What You Need to Know About Subrogation

Subrogation is an idea that's understood in insurance and legal circles but rarely by the policyholders they represent. Even if it sounds complicated, it is in your benefit to comprehend the nuances of the process. The more you know about it, the better decisions you can make with regard to your insurance company.

Any insurance policy you own is a commitment that, if something bad occurs, the company that insures the policy will make good in one way or another without unreasonable delay. If your home is robbed, your property insurance steps in to remunerate you or pay for the repairs, subject to state property damage laws.

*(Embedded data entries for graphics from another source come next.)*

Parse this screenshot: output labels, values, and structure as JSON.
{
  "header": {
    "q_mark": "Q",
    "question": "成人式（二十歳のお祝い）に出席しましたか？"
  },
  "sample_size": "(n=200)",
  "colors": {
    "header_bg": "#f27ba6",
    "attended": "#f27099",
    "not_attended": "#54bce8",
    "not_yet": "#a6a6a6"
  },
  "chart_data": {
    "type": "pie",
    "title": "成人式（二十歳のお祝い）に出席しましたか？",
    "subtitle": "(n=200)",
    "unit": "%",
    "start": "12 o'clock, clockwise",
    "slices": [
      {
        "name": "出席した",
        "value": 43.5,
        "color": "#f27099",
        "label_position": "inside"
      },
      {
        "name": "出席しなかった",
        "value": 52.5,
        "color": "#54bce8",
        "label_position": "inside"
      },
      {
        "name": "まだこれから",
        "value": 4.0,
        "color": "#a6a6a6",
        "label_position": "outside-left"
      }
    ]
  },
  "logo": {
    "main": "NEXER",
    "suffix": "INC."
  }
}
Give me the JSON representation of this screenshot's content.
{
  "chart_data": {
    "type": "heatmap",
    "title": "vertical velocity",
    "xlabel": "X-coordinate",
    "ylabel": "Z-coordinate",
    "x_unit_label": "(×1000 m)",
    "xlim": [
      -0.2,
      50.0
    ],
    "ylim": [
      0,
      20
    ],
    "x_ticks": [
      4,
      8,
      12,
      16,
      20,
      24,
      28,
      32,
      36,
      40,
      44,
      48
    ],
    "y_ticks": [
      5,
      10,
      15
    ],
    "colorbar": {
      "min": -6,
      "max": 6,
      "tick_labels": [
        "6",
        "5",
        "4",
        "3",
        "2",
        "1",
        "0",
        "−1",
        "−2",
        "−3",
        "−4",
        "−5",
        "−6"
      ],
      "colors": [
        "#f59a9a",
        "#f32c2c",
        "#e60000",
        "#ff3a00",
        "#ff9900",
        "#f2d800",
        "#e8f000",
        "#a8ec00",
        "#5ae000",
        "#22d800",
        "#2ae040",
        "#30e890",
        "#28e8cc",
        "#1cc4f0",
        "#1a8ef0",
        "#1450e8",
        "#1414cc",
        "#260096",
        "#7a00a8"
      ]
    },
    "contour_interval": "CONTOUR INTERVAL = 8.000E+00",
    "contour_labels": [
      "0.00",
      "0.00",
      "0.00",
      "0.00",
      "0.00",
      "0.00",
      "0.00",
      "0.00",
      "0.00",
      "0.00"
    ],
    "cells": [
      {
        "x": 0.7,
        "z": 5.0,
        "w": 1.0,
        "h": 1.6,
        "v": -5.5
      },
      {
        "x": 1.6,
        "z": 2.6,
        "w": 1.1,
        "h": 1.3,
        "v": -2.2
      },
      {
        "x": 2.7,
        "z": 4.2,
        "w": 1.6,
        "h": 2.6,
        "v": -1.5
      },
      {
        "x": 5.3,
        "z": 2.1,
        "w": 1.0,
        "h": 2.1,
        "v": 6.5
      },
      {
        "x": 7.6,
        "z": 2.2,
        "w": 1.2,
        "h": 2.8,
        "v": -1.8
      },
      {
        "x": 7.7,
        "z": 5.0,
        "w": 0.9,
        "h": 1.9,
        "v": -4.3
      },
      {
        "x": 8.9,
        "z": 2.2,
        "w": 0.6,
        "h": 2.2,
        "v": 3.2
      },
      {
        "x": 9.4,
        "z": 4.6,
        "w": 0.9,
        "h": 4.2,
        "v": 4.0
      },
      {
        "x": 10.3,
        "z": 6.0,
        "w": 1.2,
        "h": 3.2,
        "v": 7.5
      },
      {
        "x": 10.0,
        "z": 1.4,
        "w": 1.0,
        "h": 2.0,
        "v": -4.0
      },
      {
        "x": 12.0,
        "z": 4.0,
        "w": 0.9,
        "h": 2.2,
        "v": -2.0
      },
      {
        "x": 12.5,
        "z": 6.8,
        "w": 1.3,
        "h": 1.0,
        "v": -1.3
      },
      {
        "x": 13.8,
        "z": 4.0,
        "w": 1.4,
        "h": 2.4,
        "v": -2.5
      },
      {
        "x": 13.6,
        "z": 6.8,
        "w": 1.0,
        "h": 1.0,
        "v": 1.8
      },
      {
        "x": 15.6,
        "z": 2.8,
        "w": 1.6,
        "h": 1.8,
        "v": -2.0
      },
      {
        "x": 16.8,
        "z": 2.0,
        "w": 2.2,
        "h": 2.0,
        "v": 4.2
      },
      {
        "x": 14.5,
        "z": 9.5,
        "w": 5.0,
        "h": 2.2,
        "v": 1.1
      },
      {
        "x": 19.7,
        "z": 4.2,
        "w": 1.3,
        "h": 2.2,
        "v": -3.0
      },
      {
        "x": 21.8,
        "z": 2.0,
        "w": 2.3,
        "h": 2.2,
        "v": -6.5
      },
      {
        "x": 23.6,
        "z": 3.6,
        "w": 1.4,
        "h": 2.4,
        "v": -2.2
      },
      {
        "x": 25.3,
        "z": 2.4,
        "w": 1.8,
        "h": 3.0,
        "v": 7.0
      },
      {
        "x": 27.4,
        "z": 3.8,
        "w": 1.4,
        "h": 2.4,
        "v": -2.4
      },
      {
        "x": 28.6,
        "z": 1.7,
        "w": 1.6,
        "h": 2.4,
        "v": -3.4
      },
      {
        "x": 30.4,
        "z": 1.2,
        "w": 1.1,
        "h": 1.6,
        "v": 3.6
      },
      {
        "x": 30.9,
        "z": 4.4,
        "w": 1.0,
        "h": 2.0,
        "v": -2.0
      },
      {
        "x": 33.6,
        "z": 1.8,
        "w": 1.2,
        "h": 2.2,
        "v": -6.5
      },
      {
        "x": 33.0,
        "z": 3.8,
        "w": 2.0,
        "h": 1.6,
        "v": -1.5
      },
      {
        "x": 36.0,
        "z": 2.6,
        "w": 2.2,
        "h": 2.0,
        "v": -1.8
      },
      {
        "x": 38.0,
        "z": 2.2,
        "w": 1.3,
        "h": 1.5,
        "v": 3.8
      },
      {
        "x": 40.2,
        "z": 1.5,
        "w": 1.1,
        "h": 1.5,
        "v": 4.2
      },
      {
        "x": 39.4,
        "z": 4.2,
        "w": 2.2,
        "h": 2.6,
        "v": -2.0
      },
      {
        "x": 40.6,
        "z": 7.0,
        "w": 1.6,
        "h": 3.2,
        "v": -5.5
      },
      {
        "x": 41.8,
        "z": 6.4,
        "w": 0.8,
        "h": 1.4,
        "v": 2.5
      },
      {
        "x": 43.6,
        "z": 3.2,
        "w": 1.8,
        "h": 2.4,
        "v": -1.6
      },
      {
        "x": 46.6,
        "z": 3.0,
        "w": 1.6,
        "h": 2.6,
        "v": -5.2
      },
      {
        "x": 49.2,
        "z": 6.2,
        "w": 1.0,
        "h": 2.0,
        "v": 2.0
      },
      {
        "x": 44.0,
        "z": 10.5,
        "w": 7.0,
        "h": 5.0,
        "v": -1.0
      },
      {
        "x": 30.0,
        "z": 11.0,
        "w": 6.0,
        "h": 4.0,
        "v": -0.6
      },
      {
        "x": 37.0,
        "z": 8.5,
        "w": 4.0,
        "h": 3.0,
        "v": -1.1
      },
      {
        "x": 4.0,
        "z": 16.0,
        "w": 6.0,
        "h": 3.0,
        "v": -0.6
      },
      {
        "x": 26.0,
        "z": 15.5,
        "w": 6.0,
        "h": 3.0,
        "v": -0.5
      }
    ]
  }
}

But since figuring out who is financially responsible for services or repairs is regularly a time-consuming affair – and time spent waiting often adds to the damage to the victim – insurance firms in many cases opt to pay up front and figure out the blame after the fact. They then need a method to recover the costs if, in the end, they weren't responsible for the payout.

Can You Give an Example?

You rush into the hospital with a sliced-open finger. You give the receptionist your health insurance card and he takes down your coverage information. You get taken care of and your insurer gets a bill for the services. But the next day, when you get to your place of employment – where the accident occurred – you are given workers compensation forms to file. Your employer's workers comp policy is actually responsible for the invoice, not your health insurance. It has a vested interest in getting that money back in some way.

How Does Subrogation Work?

This is where subrogation comes in. It is the method that an insurance company uses to claim reimbursement when it pays out a claim that turned out not to be its responsibility. Some insurance firms have in-house property damage lawyers and personal injury attorneys, or a department dedicated to subrogation; others contract with a law firm. Usually, only you can sue for damages done to your person or property. But under subrogation law, your insurer is extended some of your rights for making good on the damages. It can go after the money that was originally due to you, because it has covered the amount already.

How Does This Affect Individuals?

For one thing, if your insurance policy stipulated a deductible, your insurer wasn't the only one who had to pay. In a $10,000 accident with a $1,000 deductible, you have a stake in the outcome as well – namely, $1,000. If your insurer is timid on any subrogation case it might not win, it might opt to recover its costs by upping your premiums and call it a day. On the other hand, if it has a competent legal team and pursues those cases aggressively, it is acting both in its own interests and in yours. If all of the money is recovered, you will get your full $1,000 deductible back. If it recovers half (for instance, in a case where you are found one-half to blame), you'll typically get half your deductible back, based on the laws in most states.

Additionally, if the total cost of an accident is over your maximum coverage amount, you could be in for a stiff bill. If your insurance company or its property damage lawyers, such as personal injury claims Lithia Springs, GA, successfully press a subrogation case, it will recover your costs as well as its own.

All insurers are not the same. When comparing, it's worth contrasting the records of competing companies to determine whether they pursue valid subrogation claims; if they resolve those claims with some expediency; if they keep their clients updated as the case continues; and if they then process successfully won reimbursements quickly so that you can get your funding back and move on with your life. If, on the other hand, an insurer has a reputation of honoring claims that aren't its responsibility and then safeguarding its profitability by raising your premiums, you'll feel the sting later.